Jeffrey apretó los ojos.

– ¿No podía correrse?

– Bueno, ésa es otra manera de expresarlo -concedió Sara-. Podía alcanzar y mantener una erección pero tenía problemas para eyacular.

– Jesús, no me extraña que se estrangulara.

Sara hizo caso omiso del comentario, repasando lo que decía su guía del medicamento sólo para asegurarse.

– Efectos secundarios: anorgasmia, ansiedad, aumento del apetito, falta de apetito, insomnio…

– Eso explicaría el Xanax.

Sara levantó los ojos del libro.

– Ningún médico en su sano juicio recetaría todas estas píldoras juntas.

Jeffrey comparó algunas de las etiquetas.

– Iba a cuatro farmacias distintas.

– No me imagino a ningún farmacéutico llenándole todos estos frascos. Es algo muy insensato.

– Necesitaremos algo sólido para obtener un mandato judicial que nos permita inspeccionar los archivos farmacéuticos -dijo Jeffrey-. ¿Conoces al médico?

– No -dijo ella, abriendo el cajón inferior de su escritorio.
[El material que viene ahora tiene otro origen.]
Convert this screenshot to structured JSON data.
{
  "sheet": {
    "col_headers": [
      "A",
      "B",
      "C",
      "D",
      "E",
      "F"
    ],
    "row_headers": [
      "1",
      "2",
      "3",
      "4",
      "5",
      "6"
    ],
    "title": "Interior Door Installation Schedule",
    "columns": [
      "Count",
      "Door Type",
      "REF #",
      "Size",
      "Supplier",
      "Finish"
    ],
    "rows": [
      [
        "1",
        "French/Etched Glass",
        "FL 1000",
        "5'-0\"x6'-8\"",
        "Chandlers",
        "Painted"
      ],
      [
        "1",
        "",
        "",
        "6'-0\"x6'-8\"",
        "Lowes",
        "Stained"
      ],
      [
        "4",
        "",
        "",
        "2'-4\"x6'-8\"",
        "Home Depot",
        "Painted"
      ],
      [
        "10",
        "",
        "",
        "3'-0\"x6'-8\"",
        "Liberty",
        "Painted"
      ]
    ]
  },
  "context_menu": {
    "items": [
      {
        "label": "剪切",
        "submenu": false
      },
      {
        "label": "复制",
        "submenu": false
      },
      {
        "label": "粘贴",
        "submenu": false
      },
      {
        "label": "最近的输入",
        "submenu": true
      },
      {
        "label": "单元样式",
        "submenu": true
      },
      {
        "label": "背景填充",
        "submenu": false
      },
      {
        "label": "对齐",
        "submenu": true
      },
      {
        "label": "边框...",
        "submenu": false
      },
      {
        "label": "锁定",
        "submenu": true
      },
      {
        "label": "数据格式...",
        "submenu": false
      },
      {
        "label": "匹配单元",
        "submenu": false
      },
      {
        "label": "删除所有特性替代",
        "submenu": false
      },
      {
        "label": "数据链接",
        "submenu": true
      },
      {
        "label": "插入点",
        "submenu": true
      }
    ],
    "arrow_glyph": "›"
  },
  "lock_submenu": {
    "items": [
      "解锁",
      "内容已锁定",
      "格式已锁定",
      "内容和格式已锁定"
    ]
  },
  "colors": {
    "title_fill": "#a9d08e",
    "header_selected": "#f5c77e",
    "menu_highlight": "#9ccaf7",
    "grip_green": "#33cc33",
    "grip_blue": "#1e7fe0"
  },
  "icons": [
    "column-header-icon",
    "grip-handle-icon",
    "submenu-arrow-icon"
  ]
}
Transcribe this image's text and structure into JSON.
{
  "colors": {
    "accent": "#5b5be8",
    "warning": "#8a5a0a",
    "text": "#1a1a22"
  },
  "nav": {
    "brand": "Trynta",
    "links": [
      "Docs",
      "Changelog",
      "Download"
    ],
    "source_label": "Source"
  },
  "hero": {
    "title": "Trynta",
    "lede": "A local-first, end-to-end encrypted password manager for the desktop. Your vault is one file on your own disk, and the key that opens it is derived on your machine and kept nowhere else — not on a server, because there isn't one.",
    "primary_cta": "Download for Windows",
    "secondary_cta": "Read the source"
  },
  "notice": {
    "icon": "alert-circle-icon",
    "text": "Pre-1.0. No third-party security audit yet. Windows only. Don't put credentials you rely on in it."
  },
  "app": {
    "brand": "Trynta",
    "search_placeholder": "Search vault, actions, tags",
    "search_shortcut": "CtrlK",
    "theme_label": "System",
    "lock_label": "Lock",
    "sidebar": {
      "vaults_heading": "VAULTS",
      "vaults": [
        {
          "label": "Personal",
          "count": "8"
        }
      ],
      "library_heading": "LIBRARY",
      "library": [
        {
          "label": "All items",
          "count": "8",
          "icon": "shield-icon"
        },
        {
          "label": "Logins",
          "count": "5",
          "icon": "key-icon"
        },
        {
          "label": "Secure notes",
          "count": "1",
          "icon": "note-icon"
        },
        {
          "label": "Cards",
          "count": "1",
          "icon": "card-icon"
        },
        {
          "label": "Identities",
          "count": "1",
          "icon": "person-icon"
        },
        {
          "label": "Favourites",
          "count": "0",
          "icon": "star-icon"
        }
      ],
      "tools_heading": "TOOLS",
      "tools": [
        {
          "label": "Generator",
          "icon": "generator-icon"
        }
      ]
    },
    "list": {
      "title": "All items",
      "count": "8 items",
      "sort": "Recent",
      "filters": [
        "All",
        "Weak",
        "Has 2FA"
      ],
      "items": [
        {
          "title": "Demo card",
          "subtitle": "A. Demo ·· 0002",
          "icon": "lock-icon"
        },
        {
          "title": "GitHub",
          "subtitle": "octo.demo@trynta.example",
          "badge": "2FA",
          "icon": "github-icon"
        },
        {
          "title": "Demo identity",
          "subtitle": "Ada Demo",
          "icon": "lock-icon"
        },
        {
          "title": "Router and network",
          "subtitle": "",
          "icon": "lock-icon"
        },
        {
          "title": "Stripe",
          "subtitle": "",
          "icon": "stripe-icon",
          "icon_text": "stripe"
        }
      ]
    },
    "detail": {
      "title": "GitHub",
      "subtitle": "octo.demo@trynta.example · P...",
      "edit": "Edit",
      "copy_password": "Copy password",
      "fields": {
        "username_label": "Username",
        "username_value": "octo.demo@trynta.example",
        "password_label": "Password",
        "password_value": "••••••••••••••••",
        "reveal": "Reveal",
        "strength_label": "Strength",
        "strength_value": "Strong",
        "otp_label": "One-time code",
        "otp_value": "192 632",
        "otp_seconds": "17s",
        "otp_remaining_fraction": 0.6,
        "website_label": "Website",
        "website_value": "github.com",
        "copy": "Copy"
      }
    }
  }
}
Sacó la guía telefónica de Grant County y alrededores. Una rápida búsqueda reveló que el nombre no estaba en la guía-. ¿No está afiliado a ningún hospital ni a la universidad?
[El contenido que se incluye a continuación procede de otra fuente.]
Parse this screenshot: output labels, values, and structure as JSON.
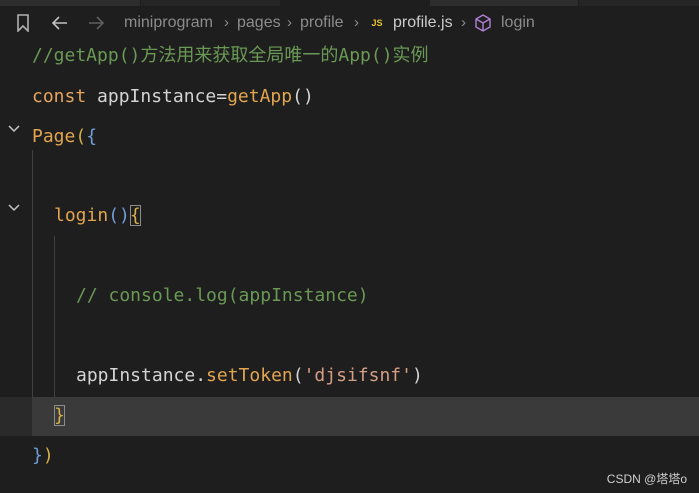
{
  "breadcrumb": {
    "folder1": "miniprogram",
    "folder2": "pages",
    "folder3": "profile",
    "file": "profile.js",
    "file_badge": "JS",
    "symbol": "login"
  },
  "code": {
    "line1_comment": "//getApp()方法用来获取全局唯一的App()实例",
    "line2_const": "const ",
    "line2_var": "appInstance=",
    "line2_fn": "getApp",
    "line2_parens": "()",
    "line3_fn": "Page",
    "line3_paren": "(",
    "line3_brace": "{",
    "line5_fn": "login",
    "line5_parens": "()",
    "line5_brace": "{",
    "line7_comment": "// console.log(appInstance)",
    "line9_obj": "appInstance.",
    "line9_method": "setToken",
    "line9_paren_open": "(",
    "line9_string": "'djsifsnf'",
    "line9_paren_close": ")",
    "line10_brace": "}",
    "line11_brace": "}",
    "line11_paren": ")"
  },
  "watermark": "CSDN @塔塔o",
  "colors": {
    "background": "#1e1e1e",
    "comment": "#6a9955",
    "keyword": "#e6a45e",
    "string": "#d69d85",
    "current_line": "#3a3a3a"
  }
}
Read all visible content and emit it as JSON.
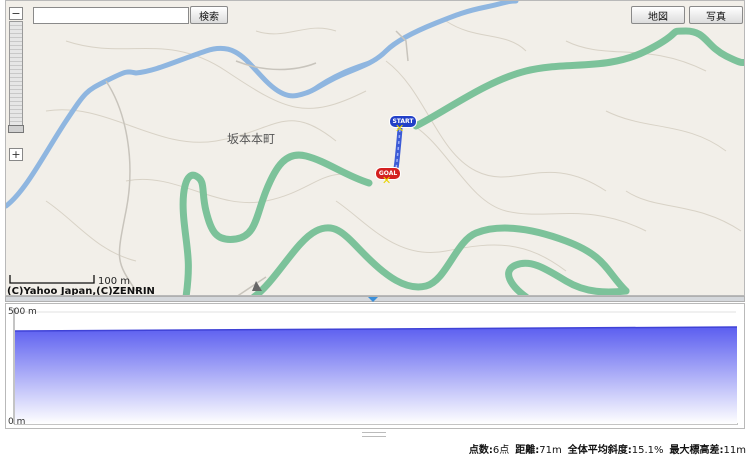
{
  "toolbar": {
    "search_placeholder": "",
    "search_button": "検索",
    "map_button": "地図",
    "photo_button": "写真"
  },
  "zoom": {
    "plus": "+",
    "minus": "−"
  },
  "map": {
    "town_label": "坂本本町",
    "scale_label": "100 m",
    "copyright": "(C)Yahoo Japan,(C)ZENRIN",
    "start_label": "START",
    "goal_label": "GOAL",
    "colors": {
      "road": "#7cc29a",
      "river": "#8fb6e0",
      "route": "#3c5bd6"
    }
  },
  "profile": {
    "y_max_label": "500 m",
    "y_min_label": "0 m",
    "fill_top": "#5b5ef0",
    "fill_bottom": "#ffffff"
  },
  "status": {
    "points_label": "点数:",
    "points_value": "6点",
    "distance_label": "距離:",
    "distance_value": "71m",
    "slope_label": "全体平均斜度:",
    "slope_value": "15.1%",
    "elev_label": "最大標高差:",
    "elev_value": "11m"
  }
}
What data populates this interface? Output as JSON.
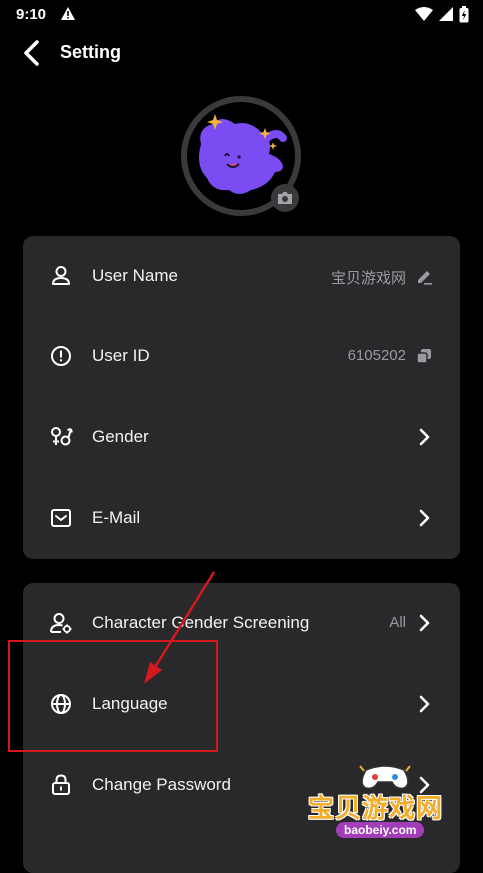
{
  "status_bar": {
    "time": "9:10"
  },
  "header": {
    "title": "Setting"
  },
  "profile_group": [
    {
      "name": "user-name",
      "label": "User Name",
      "value": "宝贝游戏网",
      "icon": "user-icon",
      "action_icon": "edit-icon"
    },
    {
      "name": "user-id",
      "label": "User ID",
      "value": "6105202",
      "icon": "id-icon",
      "action_icon": "copy-icon"
    },
    {
      "name": "gender",
      "label": "Gender",
      "value": "",
      "icon": "gender-icon",
      "action_icon": "chevron-right-icon"
    },
    {
      "name": "email",
      "label": "E-Mail",
      "value": "",
      "icon": "mail-icon",
      "action_icon": "chevron-right-icon"
    }
  ],
  "preferences_group": [
    {
      "name": "character-gender-screening",
      "label": "Character Gender Screening",
      "value": "All",
      "icon": "user-settings-icon",
      "action_icon": "chevron-right-icon"
    },
    {
      "name": "language",
      "label": "Language",
      "value": "",
      "icon": "globe-icon",
      "action_icon": "chevron-right-icon"
    },
    {
      "name": "change-password",
      "label": "Change Password",
      "value": "",
      "icon": "lock-icon",
      "action_icon": "chevron-right-icon"
    }
  ],
  "watermark": {
    "cn": "宝贝游戏网",
    "en": "baobeiy.com"
  },
  "colors": {
    "background": "#000000",
    "card": "#29292c",
    "avatar_purple": "#7a4cf2",
    "sparkle": "#f3b43a",
    "annotation": "#d4181d"
  }
}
– No -dijo Jeffrey-. A lo mejor está en Savannah. Uno de los farmacéuticos sí aparece.

– No tengo la guía telefónica de Savannah.

– Bueno, hay esa cosa nueva -dijo Jeffrey tomándole el pelo-. Lo llaman Internet.

– Muy bien -dijo Sara para evitarse el sermón acerca de lo maravillosa que era la tecnología.

Comprendía que a alguien como Jeffrey le resultaba útil, pero por lo que a ella se refería, había visto a demasiados chicos demacrados y con sobrepeso en su consulta como para apreciar las ventajas de pasarse el día delante del ordenador.